The newsroom response
The Cody Enterprise response was what many small outlets do when technology failure lands in public: apologize, correct, and improvise policy after the damage. AP reported that the paper did not have an AI policy at the time because management considered it obvious that journalists should not use generative AI to write stories. That is one way to describe it. Another is that the newsroom had a rule so obvious it did not bother writing it down, enforcing it, or building a process to detect violations before publication.
After the scandal surfaced, the paper's publisher described AI as an advanced form of plagiarism and said the outlet had implemented a way to recognize AI-generated stories. Wyoming Public Media also reported that the publisher confirmed AI had been used to misquote people and that some sort of detection system was now in place.
The response makes sense as crisis cleanup, but it also exposes the weakness of the original setup. A newsroom does not get to treat AI misuse as unthinkable and then act shocked when a struggling reporter reaches for the obvious shortcut. Generative tools were already everywhere by mid-2024. If management had not decided how those tools could and could not be used, then management had already made a decision. It had chosen ambiguity.
Why local news is especially vulnerable
This kind of failure was probably more likely in a small local newsroom than at a big national paper with layers of editors, standards desks, and media reporters waiting to pounce. Local papers run lean. They cover a wide range of beats with tiny staffs. Newer reporters may arrive without much training. Deadlines are constant and the pressure to produce quickly is real. Generative AI is pitched directly into that weakness: faster draft, faster rewrite, fewer calls, fewer notes, cleaner prose.
The sales pitch is especially seductive when the subject matter looks simple. A parade announcement. A court case. A local sentencing. A wildlife citation. Feed the source material into a chatbot, ask for a clean article, maybe have it add a quote or two that "sounds right," and suddenly the work that used to require actual reporting looks compressible into prompt engineering plus a quick edit.
That is not reporting. It is counterfeit reporting. Cody Enterprise discovered the difference the hard way.
The episode also shows why AI failures in journalism are not confined to giant publishers making giant strategic bets.

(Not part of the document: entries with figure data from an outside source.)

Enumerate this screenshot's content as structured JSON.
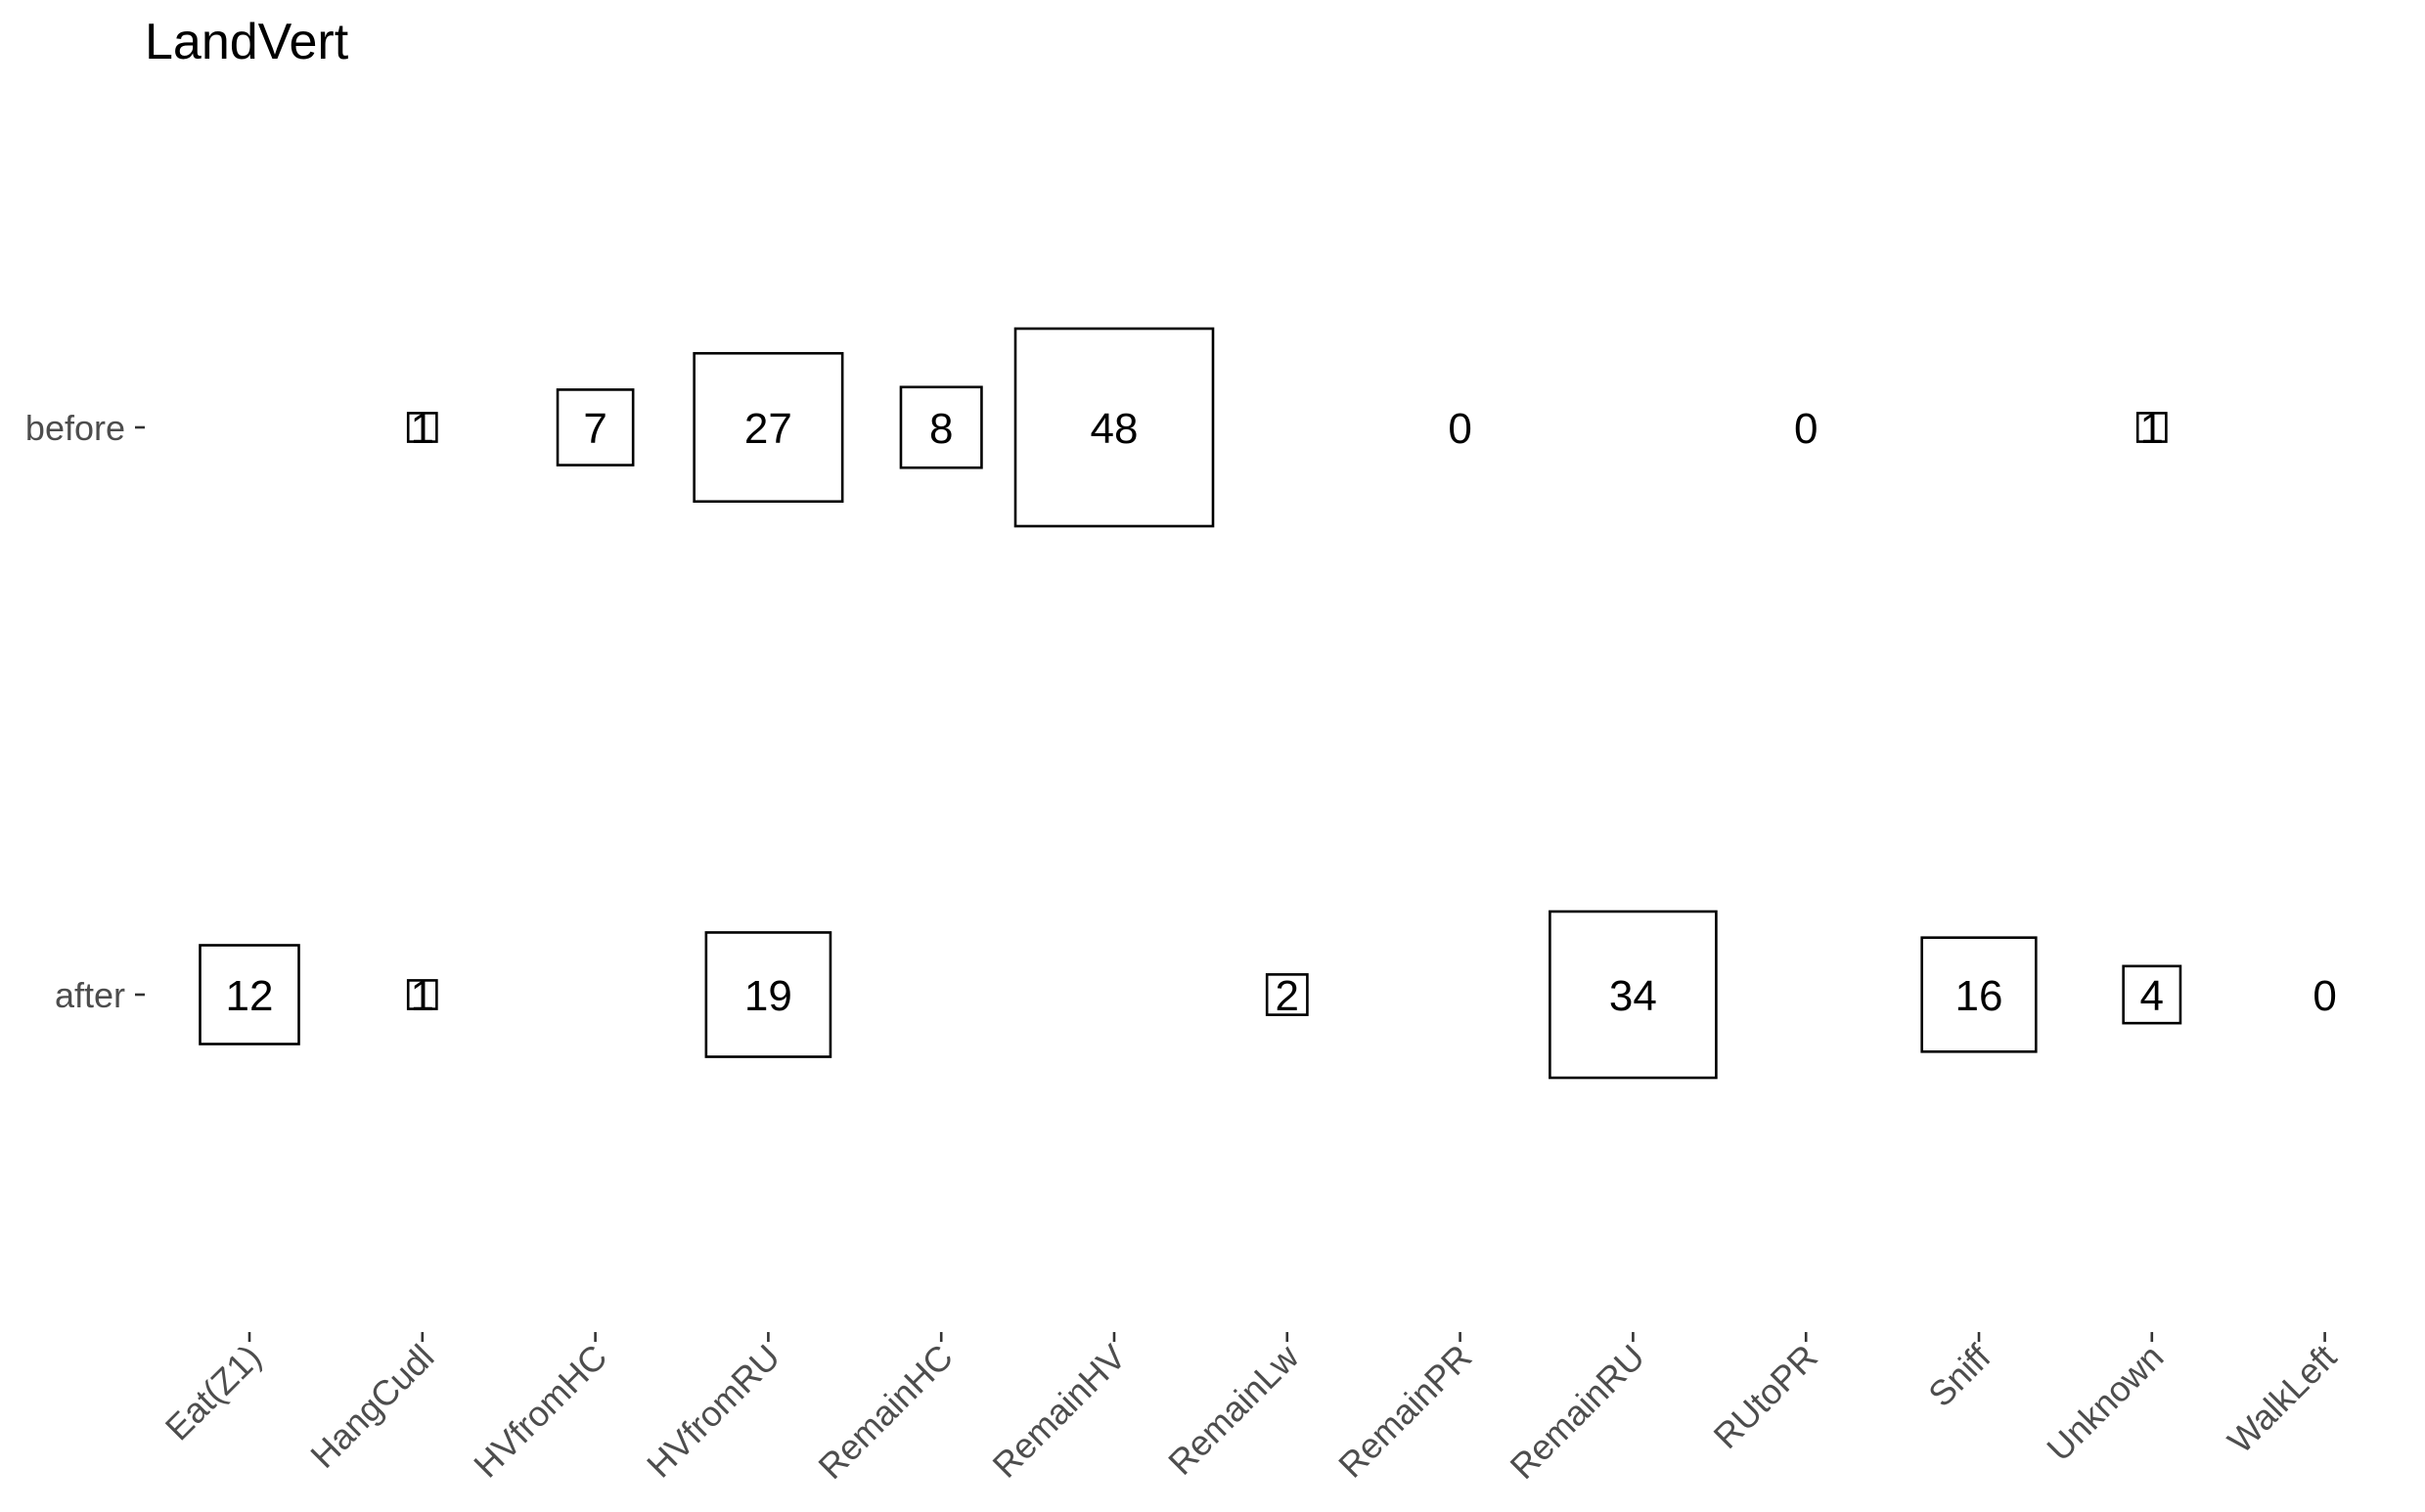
{
  "chart_data": {
    "type": "heatmap",
    "title": "LandVert",
    "xlabel": "",
    "ylabel": "",
    "categories": [
      "Eat(Z1)",
      "HangCudl",
      "HVfromHC",
      "HVfromRU",
      "RemainHC",
      "RemainHV",
      "RemainLw",
      "RemainPR",
      "RemainRU",
      "RUtoPR",
      "Sniff",
      "Unknown",
      "WalkLeft"
    ],
    "rows": [
      "before",
      "after"
    ],
    "series": [
      {
        "name": "before",
        "values": [
          null,
          1,
          7,
          27,
          8,
          48,
          null,
          0,
          null,
          0,
          null,
          1,
          null
        ]
      },
      {
        "name": "after",
        "values": [
          12,
          1,
          null,
          19,
          null,
          null,
          2,
          null,
          34,
          null,
          16,
          4,
          0
        ]
      }
    ],
    "max_value": 48,
    "grid": false,
    "legend": "none"
  }
}
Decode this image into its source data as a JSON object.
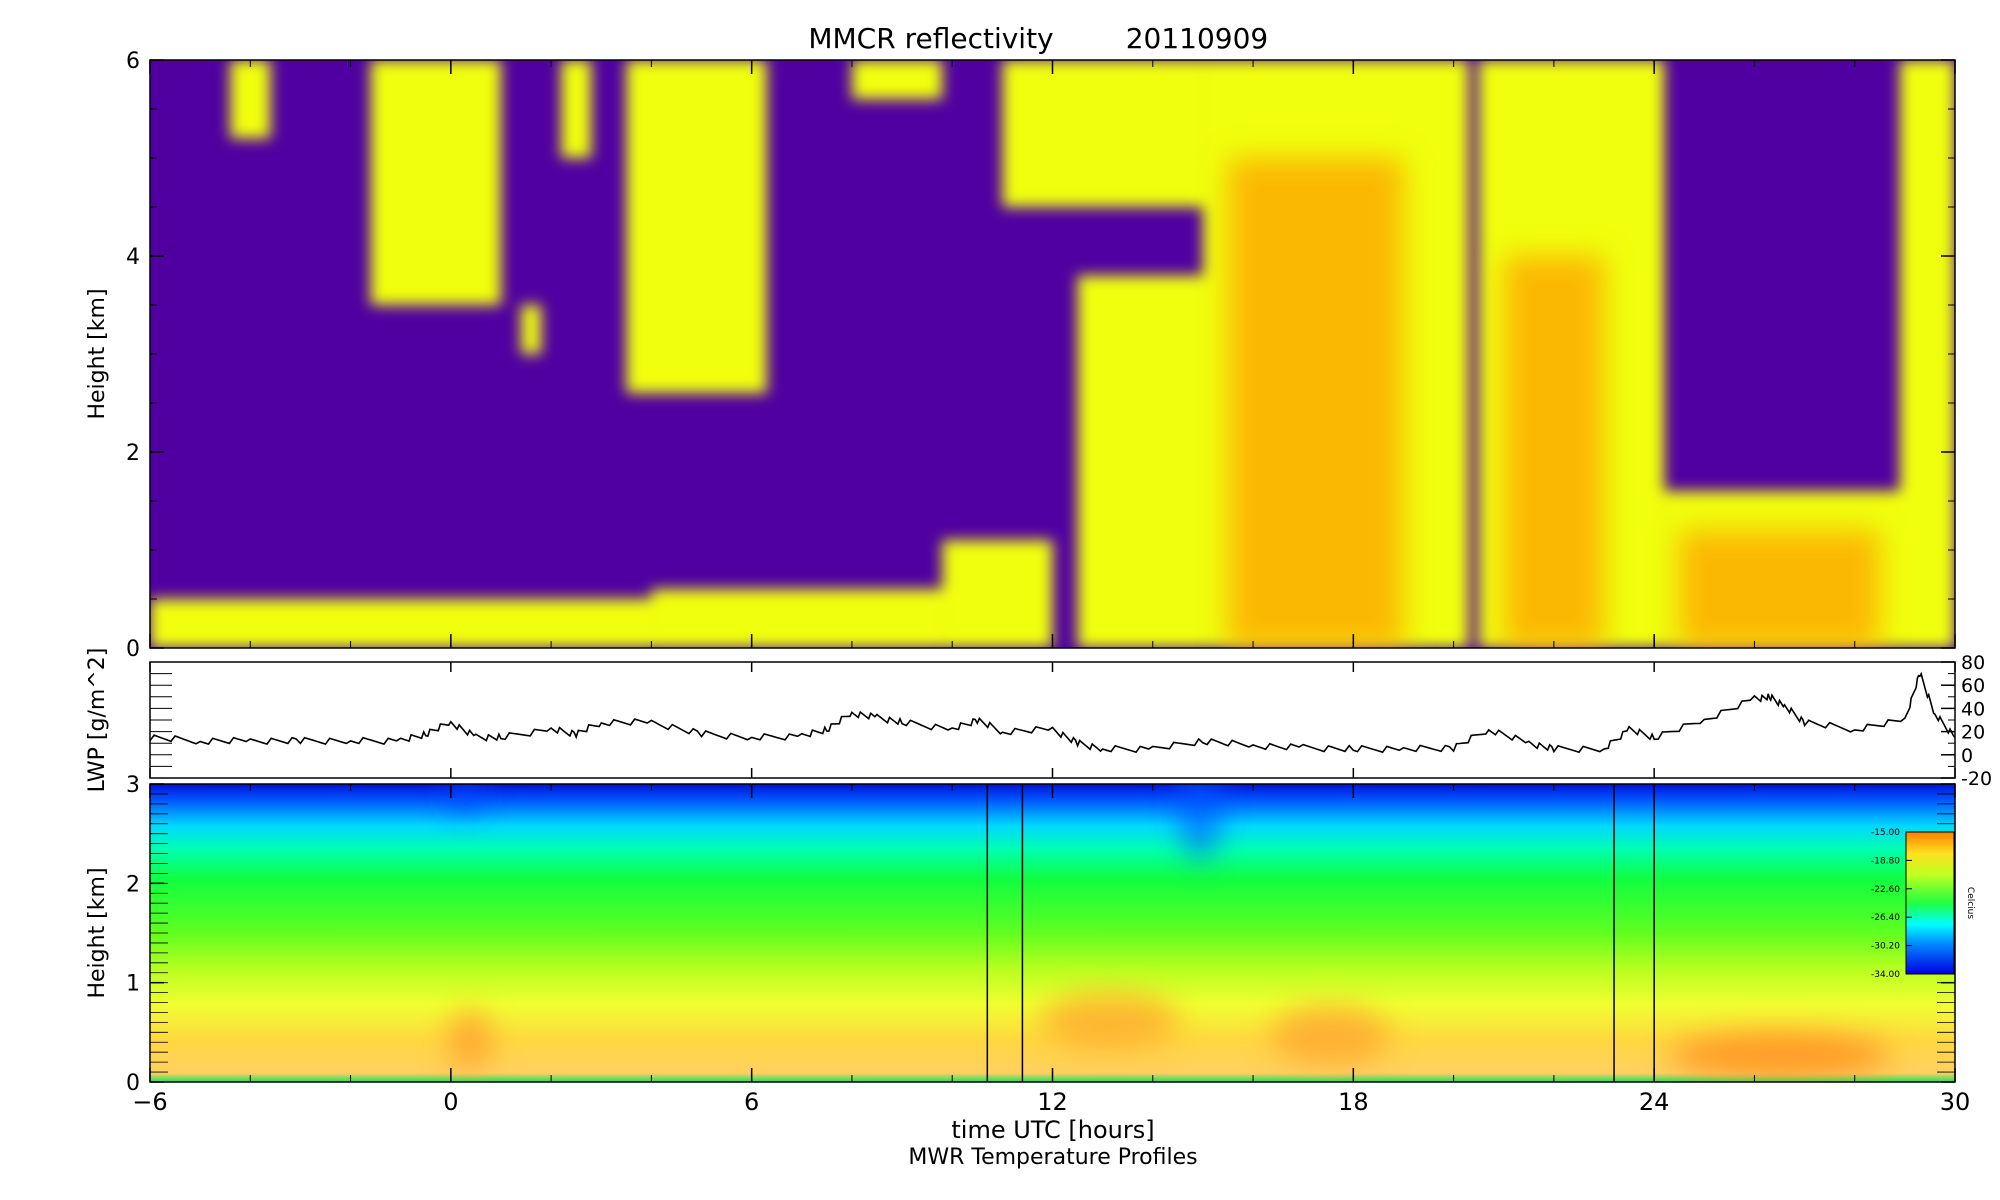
{
  "chart_data": [
    {
      "type": "heatmap",
      "title": "MMCR reflectivity",
      "date": "20110909",
      "ylabel": "Height [km]",
      "ylim": [
        0,
        6
      ],
      "yticks": [
        0,
        2,
        4,
        6
      ],
      "xlim": [
        -6,
        30
      ],
      "colors": {
        "background": "#5000a0",
        "cloud_edge": "#f0ff10",
        "cloud_core": "#ffa000"
      },
      "cloud_regions": [
        {
          "x0": -6,
          "x1": 4.0,
          "y0": 0,
          "y1": 0.5
        },
        {
          "x0": -4.4,
          "x1": -3.6,
          "y0": 5.2,
          "y1": 6
        },
        {
          "x0": -1.6,
          "x1": 1.0,
          "y0": 3.5,
          "y1": 6
        },
        {
          "x0": 1.4,
          "x1": 1.8,
          "y0": 3.0,
          "y1": 3.5
        },
        {
          "x0": 2.2,
          "x1": 2.8,
          "y0": 5.0,
          "y1": 6
        },
        {
          "x0": 3.5,
          "x1": 6.3,
          "y0": 2.6,
          "y1": 6
        },
        {
          "x0": 8.0,
          "x1": 9.8,
          "y0": 5.6,
          "y1": 6
        },
        {
          "x0": 4.0,
          "x1": 9.8,
          "y0": 0,
          "y1": 0.6
        },
        {
          "x0": 9.8,
          "x1": 12.0,
          "y0": 0,
          "y1": 1.1
        },
        {
          "x0": 11.0,
          "x1": 15.0,
          "y0": 4.5,
          "y1": 6
        },
        {
          "x0": 12.5,
          "x1": 15.0,
          "y0": 0,
          "y1": 3.8
        },
        {
          "x0": 15.0,
          "x1": 20.3,
          "y0": 0,
          "y1": 6
        },
        {
          "x0": 20.5,
          "x1": 24.2,
          "y0": 0,
          "y1": 6
        },
        {
          "x0": 24.2,
          "x1": 29.2,
          "y0": 0,
          "y1": 1.6
        },
        {
          "x0": 28.9,
          "x1": 30.0,
          "y0": 0,
          "y1": 6
        }
      ],
      "core_regions": [
        {
          "x0": 15.5,
          "x1": 19.0,
          "y0": 0,
          "y1": 5.0
        },
        {
          "x0": 21.0,
          "x1": 23.0,
          "y0": 0,
          "y1": 4.0
        },
        {
          "x0": 24.5,
          "x1": 28.5,
          "y0": 0,
          "y1": 1.2
        }
      ]
    },
    {
      "type": "line",
      "ylabel": "LWP [g/m^2]",
      "ylim": [
        -20,
        80
      ],
      "yticks": [
        -20,
        0,
        20,
        40,
        60,
        80
      ],
      "xlim": [
        -6,
        30
      ],
      "series": [
        {
          "x": [
            -6,
            -5,
            -4,
            -3,
            -2,
            -1,
            -0.5,
            0,
            0.5,
            1,
            2,
            2.5,
            3,
            4,
            5,
            6,
            7,
            7.5,
            8,
            8.5,
            9,
            10,
            10.5,
            11,
            12,
            12.5,
            13,
            14,
            15,
            16,
            17,
            18,
            19,
            20,
            20.7,
            21.5,
            22,
            23,
            23.5,
            24,
            25,
            26,
            26.3,
            26.6,
            27,
            28,
            29,
            29.3,
            29.6,
            30
          ],
          "y": [
            15,
            12,
            12,
            12,
            12,
            12,
            18,
            28,
            15,
            15,
            22,
            18,
            28,
            28,
            18,
            15,
            16,
            22,
            36,
            32,
            28,
            22,
            30,
            20,
            22,
            10,
            5,
            5,
            12,
            8,
            6,
            5,
            5,
            6,
            22,
            10,
            5,
            5,
            22,
            15,
            30,
            48,
            50,
            42,
            28,
            22,
            30,
            70,
            35,
            15
          ]
        }
      ]
    },
    {
      "type": "heatmap",
      "ylabel": "Height [km]",
      "ylim": [
        0,
        3
      ],
      "yticks": [
        0,
        1,
        2,
        3
      ],
      "xlim": [
        -6,
        30
      ],
      "xticks": [
        -6,
        0,
        6,
        12,
        18,
        24,
        30
      ],
      "xlabel": "time UTC [hours]",
      "caption": "MWR Temperature Profiles",
      "colorbar": {
        "ticks": [
          "-15.00",
          "-18.80",
          "-22.60",
          "-26.40",
          "-30.20",
          "-34.00"
        ],
        "label": "Celcius",
        "range": [
          -34,
          -15
        ]
      },
      "gaps": [
        {
          "x0": 10.7,
          "x1": 11.4
        },
        {
          "x0": 23.2,
          "x1": 24.0
        }
      ],
      "profile": [
        {
          "height_km": 0.0,
          "temp_c": -22.0
        },
        {
          "height_km": 0.3,
          "temp_c": -16.5
        },
        {
          "height_km": 0.7,
          "temp_c": -17.5
        },
        {
          "height_km": 1.2,
          "temp_c": -20.5
        },
        {
          "height_km": 1.8,
          "temp_c": -24.0
        },
        {
          "height_km": 2.3,
          "temp_c": -27.5
        },
        {
          "height_km": 2.7,
          "temp_c": -31.0
        },
        {
          "height_km": 3.0,
          "temp_c": -33.5
        }
      ]
    }
  ]
}
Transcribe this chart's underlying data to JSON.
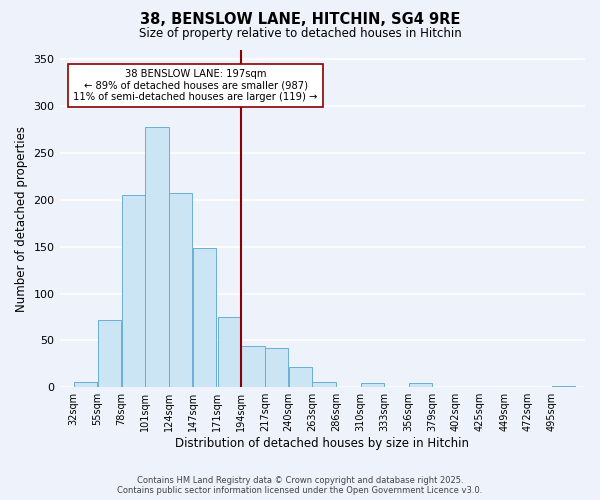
{
  "title": "38, BENSLOW LANE, HITCHIN, SG4 9RE",
  "subtitle": "Size of property relative to detached houses in Hitchin",
  "xlabel": "Distribution of detached houses by size in Hitchin",
  "ylabel": "Number of detached properties",
  "bin_labels": [
    "32sqm",
    "55sqm",
    "78sqm",
    "101sqm",
    "124sqm",
    "147sqm",
    "171sqm",
    "194sqm",
    "217sqm",
    "240sqm",
    "263sqm",
    "286sqm",
    "310sqm",
    "333sqm",
    "356sqm",
    "379sqm",
    "402sqm",
    "425sqm",
    "449sqm",
    "472sqm",
    "495sqm"
  ],
  "bin_edges": [
    32,
    55,
    78,
    101,
    124,
    147,
    171,
    194,
    217,
    240,
    263,
    286,
    310,
    333,
    356,
    379,
    402,
    425,
    449,
    472,
    495
  ],
  "bar_heights": [
    6,
    72,
    205,
    278,
    207,
    149,
    75,
    44,
    42,
    22,
    6,
    0,
    5,
    0,
    5,
    0,
    0,
    0,
    0,
    0,
    1
  ],
  "bar_color": "#cce5f5",
  "bar_edge_color": "#6aafd6",
  "property_line_x": 194,
  "property_line_color": "#8b0000",
  "annotation_line1": "38 BENSLOW LANE: 197sqm",
  "annotation_line2": "← 89% of detached houses are smaller (987)",
  "annotation_line3": "11% of semi-detached houses are larger (119) →",
  "annotation_box_edge_color": "#8b0000",
  "annotation_box_face_color": "#ffffff",
  "ylim": [
    0,
    360
  ],
  "yticks": [
    0,
    50,
    100,
    150,
    200,
    250,
    300,
    350
  ],
  "background_color": "#eef2fb",
  "grid_color": "#ffffff",
  "footer_line1": "Contains HM Land Registry data © Crown copyright and database right 2025.",
  "footer_line2": "Contains public sector information licensed under the Open Government Licence v3.0."
}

Sometimes the whole scandal is one reporter, one weak editorial chain, and one competitor paying close enough attention to notice that the prose has started talking like a workshop handout. Local journalism still has one advantage over slop at scale: the people quoted in the stories often know one another, and they know when they were never called.
The real damage
Pelczar resigned. That was the immediate consequence. The deeper consequence was trust leakage. Every correction tells readers to revisit what they thought they knew. Every apology invites them to wonder how many other lines slipped through. Every statement that "we now have a policy" quietly admits there was not one before.
The Cody Enterprise was not running a grand AI transformation initiative. That almost makes the incident more useful as a cautionary tale. The failure did not require a newsroom-wide automation mandate or a chief innovation officer with a deck full of promises. It only required access to generative text, weak verification, and a publication process willing to treat polished sentences as evidence that reporting had occurred.
That is the central lesson. Journalism is not the article-shaped thing at the end. It is the reporting process that makes the article trustworthy. Generative AI can imitate the shape. It can imitate the tone. In Cody, it apparently imitated the quotes too. What it could not do was the one part that mattered: talk to the people whose names it used.